Despite modern buildings, urban centers, and technology, Americans still love to go camping to “get away from it all” and reconnect with nature as a way to relax and unwind. This can range from hiking trips to kayaking to wild game hunting, and in general, going outdoors for more than afternoon means visiting a campground. These are places where RVs can be parked, tents set up, and more, and RV parks may prove popular to many, especially among older Americans. For guests, camping is a lot of fun, and on the business side of things, a company can invest in real estate to create a commercial campground or launch a campsite franchise. Business may be good if local wilderness is attractive to campers and is easy to find and reach from local road systems, meaning that location is everything. How can a business build an idea campsite that people will want to visit?

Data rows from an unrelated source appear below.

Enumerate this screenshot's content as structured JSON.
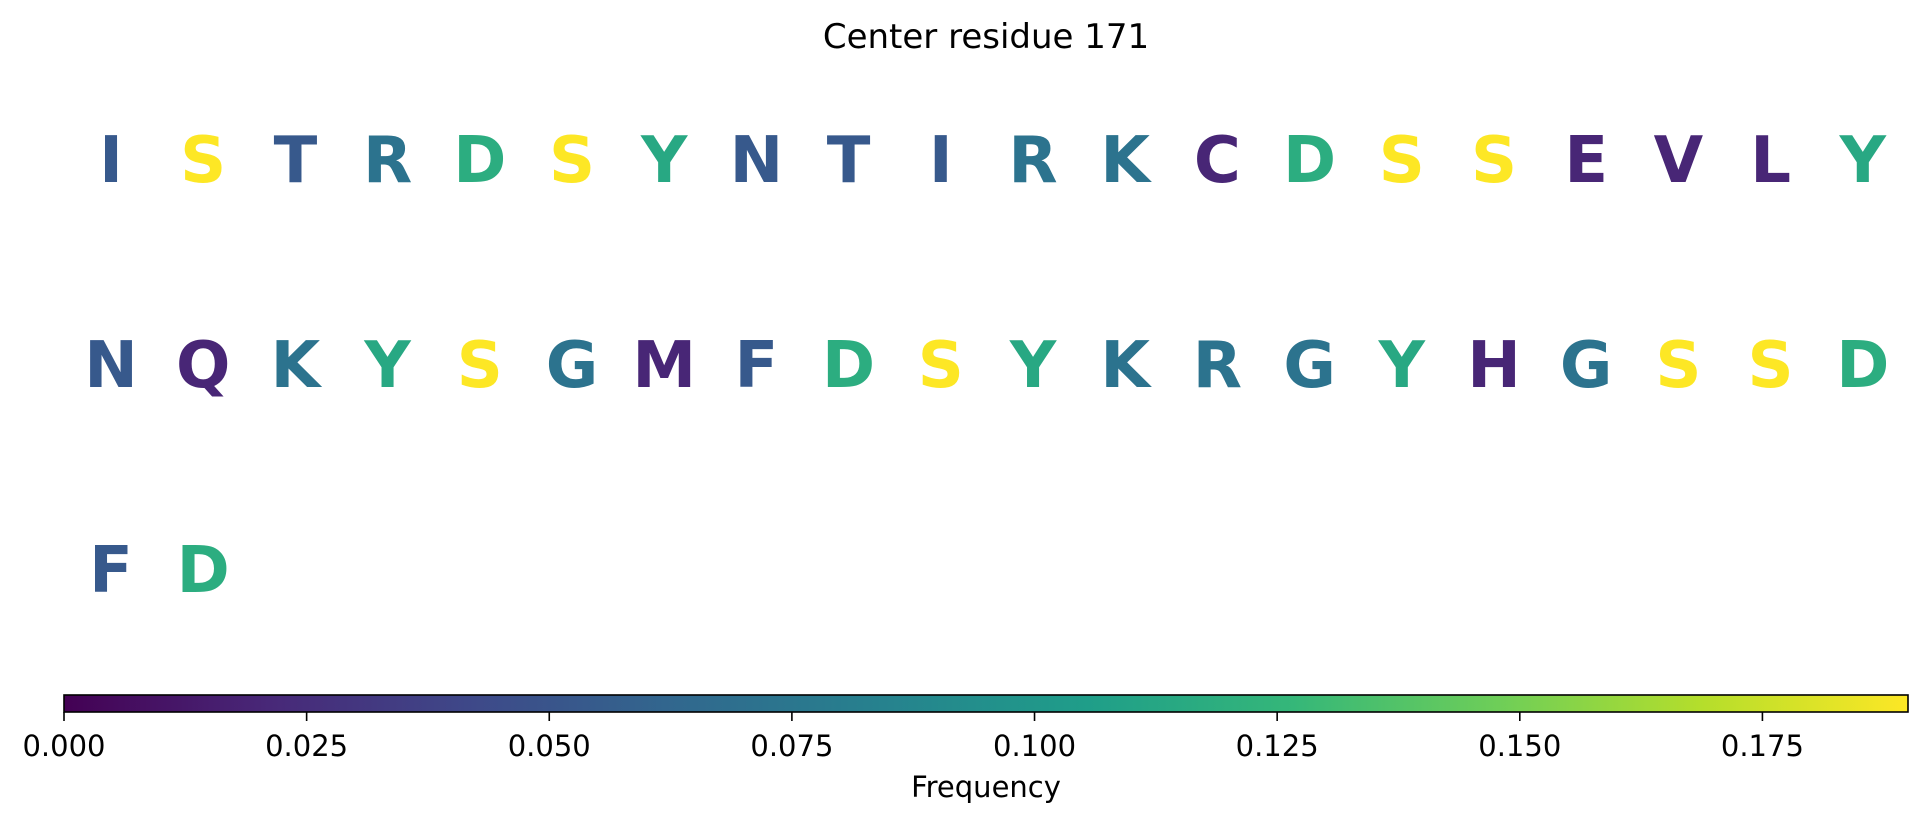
{
  "chart_data": {
    "type": "heatmap",
    "title": "Center residue 171",
    "cells": [
      {
        "residue": "I",
        "frequency": 0.053
      },
      {
        "residue": "S",
        "frequency": 0.19
      },
      {
        "residue": "T",
        "frequency": 0.053
      },
      {
        "residue": "R",
        "frequency": 0.072
      },
      {
        "residue": "D",
        "frequency": 0.118
      },
      {
        "residue": "S",
        "frequency": 0.19
      },
      {
        "residue": "Y",
        "frequency": 0.114
      },
      {
        "residue": "N",
        "frequency": 0.053
      },
      {
        "residue": "T",
        "frequency": 0.053
      },
      {
        "residue": "I",
        "frequency": 0.053
      },
      {
        "residue": "R",
        "frequency": 0.072
      },
      {
        "residue": "K",
        "frequency": 0.072
      },
      {
        "residue": "C",
        "frequency": 0.02
      },
      {
        "residue": "D",
        "frequency": 0.118
      },
      {
        "residue": "S",
        "frequency": 0.19
      },
      {
        "residue": "S",
        "frequency": 0.19
      },
      {
        "residue": "E",
        "frequency": 0.02
      },
      {
        "residue": "V",
        "frequency": 0.02
      },
      {
        "residue": "L",
        "frequency": 0.02
      },
      {
        "residue": "Y",
        "frequency": 0.114
      },
      {
        "residue": "N",
        "frequency": 0.053
      },
      {
        "residue": "Q",
        "frequency": 0.02
      },
      {
        "residue": "K",
        "frequency": 0.072
      },
      {
        "residue": "Y",
        "frequency": 0.114
      },
      {
        "residue": "S",
        "frequency": 0.19
      },
      {
        "residue": "G",
        "frequency": 0.072
      },
      {
        "residue": "M",
        "frequency": 0.02
      },
      {
        "residue": "F",
        "frequency": 0.053
      },
      {
        "residue": "D",
        "frequency": 0.118
      },
      {
        "residue": "S",
        "frequency": 0.19
      },
      {
        "residue": "Y",
        "frequency": 0.114
      },
      {
        "residue": "K",
        "frequency": 0.072
      },
      {
        "residue": "R",
        "frequency": 0.072
      },
      {
        "residue": "G",
        "frequency": 0.072
      },
      {
        "residue": "Y",
        "frequency": 0.114
      },
      {
        "residue": "H",
        "frequency": 0.02
      },
      {
        "residue": "G",
        "frequency": 0.072
      },
      {
        "residue": "S",
        "frequency": 0.19
      },
      {
        "residue": "S",
        "frequency": 0.19
      },
      {
        "residue": "D",
        "frequency": 0.118
      },
      {
        "residue": "F",
        "frequency": 0.053
      },
      {
        "residue": "D",
        "frequency": 0.118
      }
    ],
    "colorbar": {
      "label": "Frequency",
      "range": [
        0,
        0.19
      ],
      "ticks": [
        0.0,
        0.025,
        0.05,
        0.075,
        0.1,
        0.125,
        0.15,
        0.175
      ],
      "tick_labels": [
        "0.000",
        "0.025",
        "0.050",
        "0.075",
        "0.100",
        "0.125",
        "0.150",
        "0.175"
      ],
      "colormap": "viridis",
      "colormap_stops": [
        "#440154",
        "#482878",
        "#3e4989",
        "#31688e",
        "#26828e",
        "#1f9e89",
        "#35b779",
        "#6ece58",
        "#b5de2b",
        "#fde725"
      ]
    }
  }
}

Any good business will know who its customers are and what they are looking for, and the campsite business is no different. What are some general trends about American campers and what they prefer at campsites? Camping is fairly popular overall; nearly six out of 10 households include someone who has gone camping before, and many of these camp groups will in fact be families. A study done by Kampgrounds of America shows that 20% of campers rank “kid friendly” as an important feature for a campground, such as including a small playground or a swimming pool that kids will enjoy. Those getting into the campground business may also note that around 50% of campers will not travel more than 100 miles for camping, so setting up a campground in a very remote region may limit the number of guests, but then again, this could lessen competition. And despite the rustic nature of camping, many campers still want access to WiFi; in fact, WiFi access ranks as one of the three most important things for campers, so a campgrounds business may strongly consider getting that in place.
Making the Site
Launching a business and investing in land is complex, but there are some general guidelines that a startup campsite may keep in mind. The location, as mentioned before, is important, and a campground very far away from nearby towns and cities may not get many guests aside from the most dedicated outdoors enthusiasts, but this can mean less competition. Local natural features can also make a campsite more attractive such as rapid for kayaking or hills for hiking, or cliffs for climbing or other such features. These features are bound to draw in guests from all over, and a campsite can be set up to house them.
A campsite is not just a gravel road and a sign in the woods. Some lots will need a wide berth, clear of trees or buildings so that larger RVs can be parked there, and smaller lots can have simple grass and soil so that tents can be pitched there. Many people who go camping like to cook outdoors, especially those in tents since they won’t have access to an RV kitchen. A campsite with a lot of smaller lots for tents may want to set up metal grills for campers, as well as metal and rock rings in gravel where campers can assemble logs to start a fire. A campsite should also probably have at least one restroom facility that may even include showers, and footpaths can lead to and from this building, and guests should also be able to access a general store on the site to buy supplies or even snacks. In modern times, guests, especially younger ones, may want to have WiFi access, so this could be installed as well, and that fact can be advertised on the sign or with the marketing campaign.
Campsites can also be tailored to nearby features. If a popular lake is nearby, the campsite store and other services can offer gear like fishing poles, line, and bait, and boat accessories or items like sunglasses and hats for those who are out on the lake on pontoon boats. During winter, a campsite can offer charcoal, logs for fires, and more for keeping warm.